This blog is about travelling through Japan on a bicycle. Initially on a foldable bicycle (Brompton) and more recently mostly by road bike (Spezialized)... but also by train, ferry, plane, bus or any other transport, if sea, weather, mountains or the like come between me and my desire to ride.
I have tried to summarise information that could be potentially helpful also for other bicycle travellers through Japan, such as list of bicycle roads, helpful web pages etc.

Saturday 16 March 2024

D1 - Muro temple and art

Route: Sakurai - Uda - Muro - Akame - Nabari
Bicycle: 53 km
Train: 30 km
Total ascent: 1215 m
Average speed: 14,1 km/h
Riding time: 3:47 h
Weather: sunny and early spring, probably around 16C (but Wahoo thinks it was -124 C ...)


Next Wednesday is a local holiday and originally our boss was going to come to Japan next week as well, likely to Osaka. So quite a long time ago, I think probably shortly after my winter ride here in inner Nara prefecture, I reserved a hotel in Sakurai to continue exploring this area that I like so much. 

To have extra time I already arrived yesterday evening by Shinkansen and local trains from Tokyo. So today I could start immediately with the ride. 

I had bookmarked two locations closeby based on recommendations from the Japan Guide Forum

  • Muro Art Forest
  • Akame 48 Waterfall's

But it turned out that I would manage only the Art Forest. But let’s go in order.

I planned a route yesterday evening which turned out to be on very nice and very quiet roads once I turned away from the state road after about 7,5 km, and actually I could have enjoyed even more rural roads as most of the steep part of the state road had a village road in parallel , which stupidly I didn’t take. But once away from there quite soon I came to a long lake with a small road that had hardly any traffic. It was even a recommended route from Nara prefecture and well indicated.

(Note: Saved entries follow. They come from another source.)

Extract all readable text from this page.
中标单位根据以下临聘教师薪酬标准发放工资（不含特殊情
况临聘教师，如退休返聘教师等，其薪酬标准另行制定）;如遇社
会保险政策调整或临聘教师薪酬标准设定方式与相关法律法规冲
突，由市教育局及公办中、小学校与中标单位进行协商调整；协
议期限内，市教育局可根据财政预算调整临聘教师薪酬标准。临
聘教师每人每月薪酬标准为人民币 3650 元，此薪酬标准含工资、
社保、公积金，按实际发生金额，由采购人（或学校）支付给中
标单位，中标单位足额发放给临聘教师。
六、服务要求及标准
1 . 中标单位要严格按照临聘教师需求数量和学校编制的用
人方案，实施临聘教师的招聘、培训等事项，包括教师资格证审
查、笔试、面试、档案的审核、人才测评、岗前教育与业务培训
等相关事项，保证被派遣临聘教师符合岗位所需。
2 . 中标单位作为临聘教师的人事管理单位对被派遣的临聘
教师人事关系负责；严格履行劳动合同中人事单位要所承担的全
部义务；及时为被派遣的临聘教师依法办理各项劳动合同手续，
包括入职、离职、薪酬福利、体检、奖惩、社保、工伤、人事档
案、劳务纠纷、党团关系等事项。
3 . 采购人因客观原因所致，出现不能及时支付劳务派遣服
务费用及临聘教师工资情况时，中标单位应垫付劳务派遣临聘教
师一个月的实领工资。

The route went to Muro, where my first google pin was. But while cycling there I noticed that everywhere there were indications of Muro temple. So I decided to give it a visit. It starts like any normal temple with a big gate...

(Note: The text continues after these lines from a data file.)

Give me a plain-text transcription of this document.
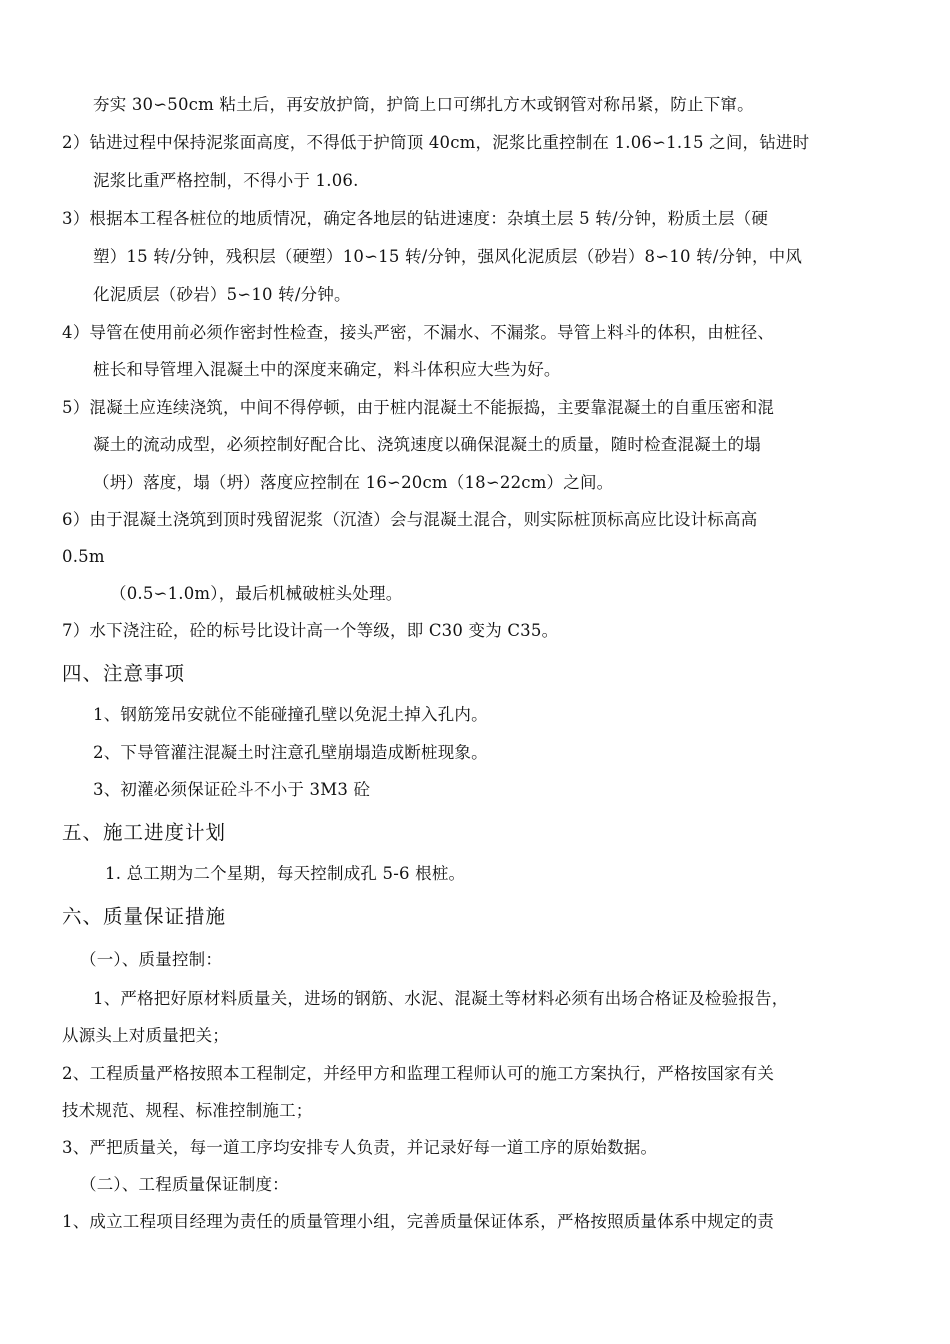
夯实 30∽50cm 粘土后，再安放护筒，护筒上口可绑扎方木或钢管对称吊紧，防止下窜。
2）钻进过程中保持泥浆面高度，不得低于护筒顶 40cm，泥浆比重控制在 1.06∽1.15 之间，钻进时
泥浆比重严格控制，不得小于 1.06.
3）根据本工程各桩位的地质情况，确定各地层的钻进速度：杂填土层 5 转/分钟，粉质土层（硬
塑）15 转/分钟，残积层（硬塑）10∽15 转/分钟，强风化泥质层（砂岩）8∽10 转/分钟，中风
化泥质层（砂岩）5∽10 转/分钟。
4）导管在使用前必须作密封性检查，接头严密，不漏水、不漏浆。导管上料斗的体积，由桩径、
桩长和导管埋入混凝土中的深度来确定，料斗体积应大些为好。
5）混凝土应连续浇筑，中间不得停顿，由于桩内混凝土不能振捣，主要靠混凝土的自重压密和混
凝土的流动成型，必须控制好配合比、浇筑速度以确保混凝土的质量，随时检查混凝土的塌
（坍）落度，塌（坍）落度应控制在 16∽20cm（18∽22cm）之间。
6）由于混凝土浇筑到顶时残留泥浆（沉渣）会与混凝土混合，则实际桩顶标高应比设计标高高
0.5m
（0.5∽1.0m），最后机械破桩头处理。
7）水下浇注砼，砼的标号比设计高一个等级，即 C30 变为 C35。
四、注意事项
1、钢筋笼吊安就位不能碰撞孔壁以免泥土掉入孔内。
2、下导管灌注混凝土时注意孔壁崩塌造成断桩现象。
3、初灌必须保证砼斗不小于 3M3 砼
五、施工进度计划
1. 总工期为二个星期，每天控制成孔 5-6 根桩。
六、质量保证措施
（一）、质量控制：
1、严格把好原材料质量关，进场的钢筋、水泥、混凝土等材料必须有出场合格证及检验报告，
从源头上对质量把关；
2、工程质量严格按照本工程制定，并经甲方和监理工程师认可的施工方案执行，严格按国家有关
技术规范、规程、标准控制施工；
3、严把质量关，每一道工序均安排专人负责，并记录好每一道工序的原始数据。
（二）、工程质量保证制度：
1、成立工程项目经理为责任的质量管理小组，完善质量保证体系，严格按照质量体系中规定的责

... then goes up what seems to be a lot of stairs ...


... until you realize, beyond the pagoda ...


... that ... 


... the stairs hadn’t even yet started in serious.


Only at the end of these long and somewhat irregular stairs is the Inner temple with a nice view over the valley.

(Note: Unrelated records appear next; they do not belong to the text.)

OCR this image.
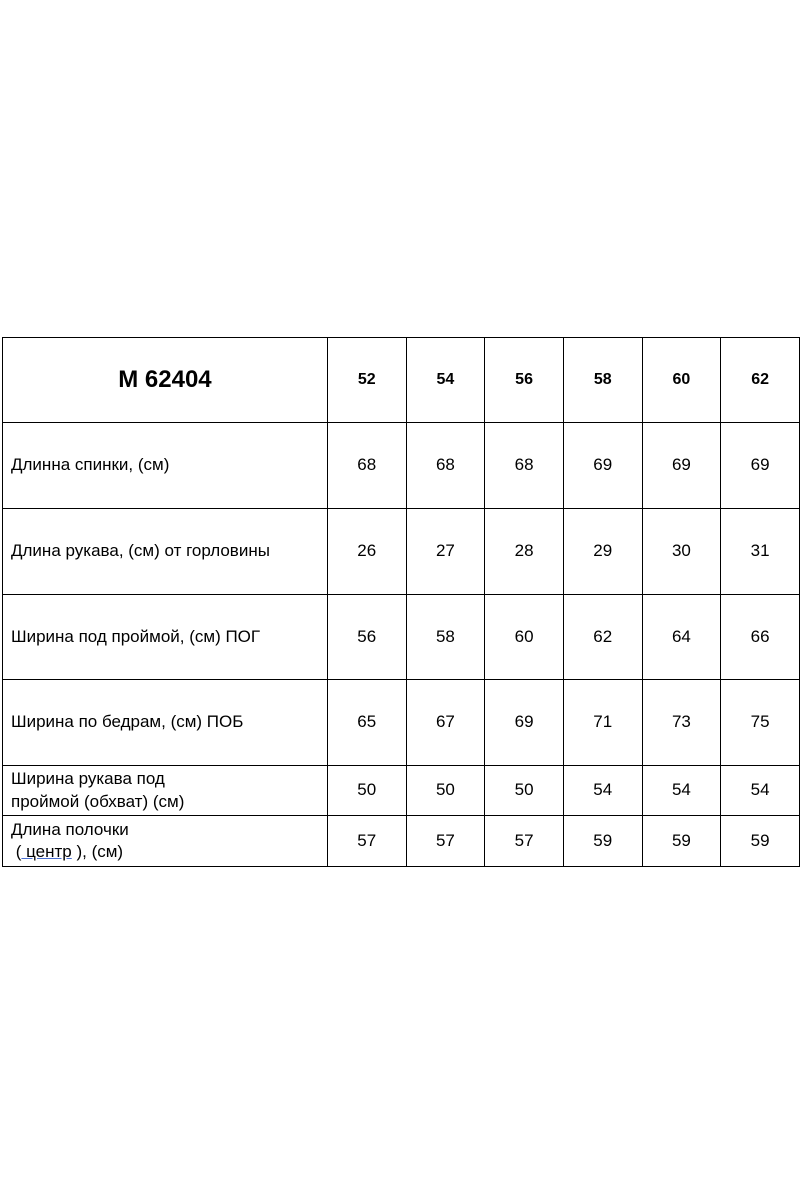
М 62404	52	54	56	58	60	62

Длинна спинки, (см)	68	68	68	69	69	69

Длина рукава, (см) от горловины	26	27	28	29	30	31

Ширина под проймой, (см) ПОГ	56	58	60	62	64	66

Ширина по бедрам, (см) ПОБ	65	67	69	71	73	75

Ширина рукава под
проймой (обхват) (см)	50	50	50	54	54	54

Длина полочки
( центр ), (см)	57	57	57	59	59	59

The village itself was very traditional and surprisingly touristic. 

But could easily be host to a TV series of Showa or even Taisho period.

I had a very good vegetable lunch in a traditional ryokan at the entrance to the temple before continuing and exploring the Art forest.

This art installation was quite popular with young people (in their 20s and 30s). Only a few people above that age range had also made it to the park. Probably all the pictures end up on Instagram... except mine... which end up here on blogger for no one to read. 



Originally my plan was to then go to the 48 waterfalls and ride back to Sakurai... but with all this sightseeing it had gotten quite late. I still did cycle onwards to the waterfalls but when I arrived it was already after 15:00 and I would only have been able to walk a part of the trail. Apparently it takes 90 minutes to walk to the farest waterfall and 90 minutes back. So a real hike. But that will be for tomorrow. I hadn't a specific plan, apart from leaving the bicycle at a train station in that area and continue exploring from there... so now I even know what to explore. Tomorrow weather is going to be somewhat worse... so I hope to get an early start to see the waterfalls and then decide if just riding back by train, riding back the same way I cycled up there today or explore somewhere further. No pressure. 

But it is good that finally it is warm enough to again combine cycling and tourism. Back in January it was definitely too cold for that. 

From the non-waterfalls I cycled down to Nabari, which resulted to be already in Mie prefecture and went to a super sento there. There were some more rural onsen on the way, but both I saw were already closed (and this was before 16:00). Probably in the afternoon/evening they are only for staying guests. 

After a good soak I left the bicycle in the parking lot of Nabari station, put my 220 yen into a un unmaned box and took the train back to Sakurai. Although this region is very rural, there are surprisingly many trains. About 4 or 5 every hour towards Osaka and probably a similar number towards the coast of Mie prefecture.